Welcome to the mid August summer doldrums, when the news flow slows down and the financial world slips out of the office for a badly needed vacation, including Wall Street traders. Light stock market volume is usually the result and this week was no exception: it ended with major markets in the U.S. retrenching for their worst week since June.
Talking about Wall Street, one stock to see an up day was BlackBerry, where a report surfaced that the company is open to going private.
Thinking less like a businessman and more like a site purveyor, Facebook’s Mark Zuckerberg has been holding up the social networking site’s push into video advertising for fear of annoying members, according to a report from The Wall Street Journal.
Also cautious, AOL appears ready to close or dispose of 400 of its 900 Patch community and local-news Websites and replace the unit’s head. Layoffs will accompany the change, according to news reports.

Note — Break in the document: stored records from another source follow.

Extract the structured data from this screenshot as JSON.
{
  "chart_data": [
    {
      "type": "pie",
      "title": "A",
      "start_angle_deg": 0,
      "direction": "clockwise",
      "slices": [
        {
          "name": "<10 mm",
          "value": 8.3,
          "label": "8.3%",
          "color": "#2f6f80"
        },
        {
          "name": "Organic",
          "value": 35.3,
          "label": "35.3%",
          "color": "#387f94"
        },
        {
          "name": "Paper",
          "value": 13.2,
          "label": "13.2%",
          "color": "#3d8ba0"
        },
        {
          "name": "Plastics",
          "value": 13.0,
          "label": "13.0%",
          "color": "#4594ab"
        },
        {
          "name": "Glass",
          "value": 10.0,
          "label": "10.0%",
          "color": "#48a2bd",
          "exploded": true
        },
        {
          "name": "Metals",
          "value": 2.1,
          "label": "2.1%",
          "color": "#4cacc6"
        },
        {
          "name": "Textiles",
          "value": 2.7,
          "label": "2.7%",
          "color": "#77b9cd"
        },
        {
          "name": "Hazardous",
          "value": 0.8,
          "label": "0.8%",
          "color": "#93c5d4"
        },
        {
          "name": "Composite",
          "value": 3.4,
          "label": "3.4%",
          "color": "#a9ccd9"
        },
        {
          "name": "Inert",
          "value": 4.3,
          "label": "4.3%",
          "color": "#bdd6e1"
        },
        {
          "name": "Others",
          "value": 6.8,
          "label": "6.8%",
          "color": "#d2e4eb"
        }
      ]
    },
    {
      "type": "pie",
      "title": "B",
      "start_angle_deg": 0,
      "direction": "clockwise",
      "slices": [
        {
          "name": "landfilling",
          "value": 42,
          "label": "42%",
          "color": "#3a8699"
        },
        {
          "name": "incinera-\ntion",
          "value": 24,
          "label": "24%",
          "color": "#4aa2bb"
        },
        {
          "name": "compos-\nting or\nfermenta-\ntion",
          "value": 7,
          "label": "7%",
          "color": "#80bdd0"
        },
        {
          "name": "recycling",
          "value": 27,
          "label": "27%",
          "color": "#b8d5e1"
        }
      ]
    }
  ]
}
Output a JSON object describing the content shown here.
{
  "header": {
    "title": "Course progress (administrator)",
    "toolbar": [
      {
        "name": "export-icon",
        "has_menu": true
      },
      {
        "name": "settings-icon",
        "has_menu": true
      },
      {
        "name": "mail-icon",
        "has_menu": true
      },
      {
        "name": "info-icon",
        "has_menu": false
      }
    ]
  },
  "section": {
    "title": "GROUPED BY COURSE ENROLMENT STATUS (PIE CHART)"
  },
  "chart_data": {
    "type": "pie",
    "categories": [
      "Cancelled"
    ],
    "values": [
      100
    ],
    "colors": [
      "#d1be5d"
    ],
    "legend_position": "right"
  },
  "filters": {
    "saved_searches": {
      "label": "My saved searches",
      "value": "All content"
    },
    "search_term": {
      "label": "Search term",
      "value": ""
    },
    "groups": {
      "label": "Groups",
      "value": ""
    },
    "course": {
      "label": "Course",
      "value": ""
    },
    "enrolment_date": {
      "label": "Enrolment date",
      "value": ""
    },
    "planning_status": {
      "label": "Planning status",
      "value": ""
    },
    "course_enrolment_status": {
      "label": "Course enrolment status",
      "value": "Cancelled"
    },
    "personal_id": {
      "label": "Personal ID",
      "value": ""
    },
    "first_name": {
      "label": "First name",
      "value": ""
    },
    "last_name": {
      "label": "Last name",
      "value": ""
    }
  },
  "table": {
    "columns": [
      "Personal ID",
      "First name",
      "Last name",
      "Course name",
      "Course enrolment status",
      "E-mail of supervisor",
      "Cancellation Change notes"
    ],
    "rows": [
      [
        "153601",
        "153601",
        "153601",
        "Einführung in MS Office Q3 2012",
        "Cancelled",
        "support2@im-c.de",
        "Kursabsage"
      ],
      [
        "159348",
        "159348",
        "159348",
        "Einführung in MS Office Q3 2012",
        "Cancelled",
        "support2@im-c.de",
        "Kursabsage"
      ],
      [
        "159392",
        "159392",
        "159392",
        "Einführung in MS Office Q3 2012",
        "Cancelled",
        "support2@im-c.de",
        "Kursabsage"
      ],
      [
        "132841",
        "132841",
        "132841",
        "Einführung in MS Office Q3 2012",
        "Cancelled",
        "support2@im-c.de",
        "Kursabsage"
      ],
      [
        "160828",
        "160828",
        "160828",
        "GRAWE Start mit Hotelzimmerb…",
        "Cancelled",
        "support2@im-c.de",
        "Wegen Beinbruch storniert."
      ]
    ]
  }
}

Restructuring was a theme in Washington as well, where President Obama announced reforms to the NSA’s surveillance programs that are designed to give collection activities more transparency and bring changes to the FISA court system.
Meanwhile, details emerged that Tumblr had only $17 million of cash at the time of Yahoo’s purchase. Equally alarming is that $751 million of the purchase price remains on the Yahoo books as goodwill.
Not alarmed, Samsung stepped in to buy German OLED developer Novaled for about $374 million.
However, by late in the day, a report emerged that Apple’s board is beginning to have concerns about the pace of innovation at the company. Oh, my!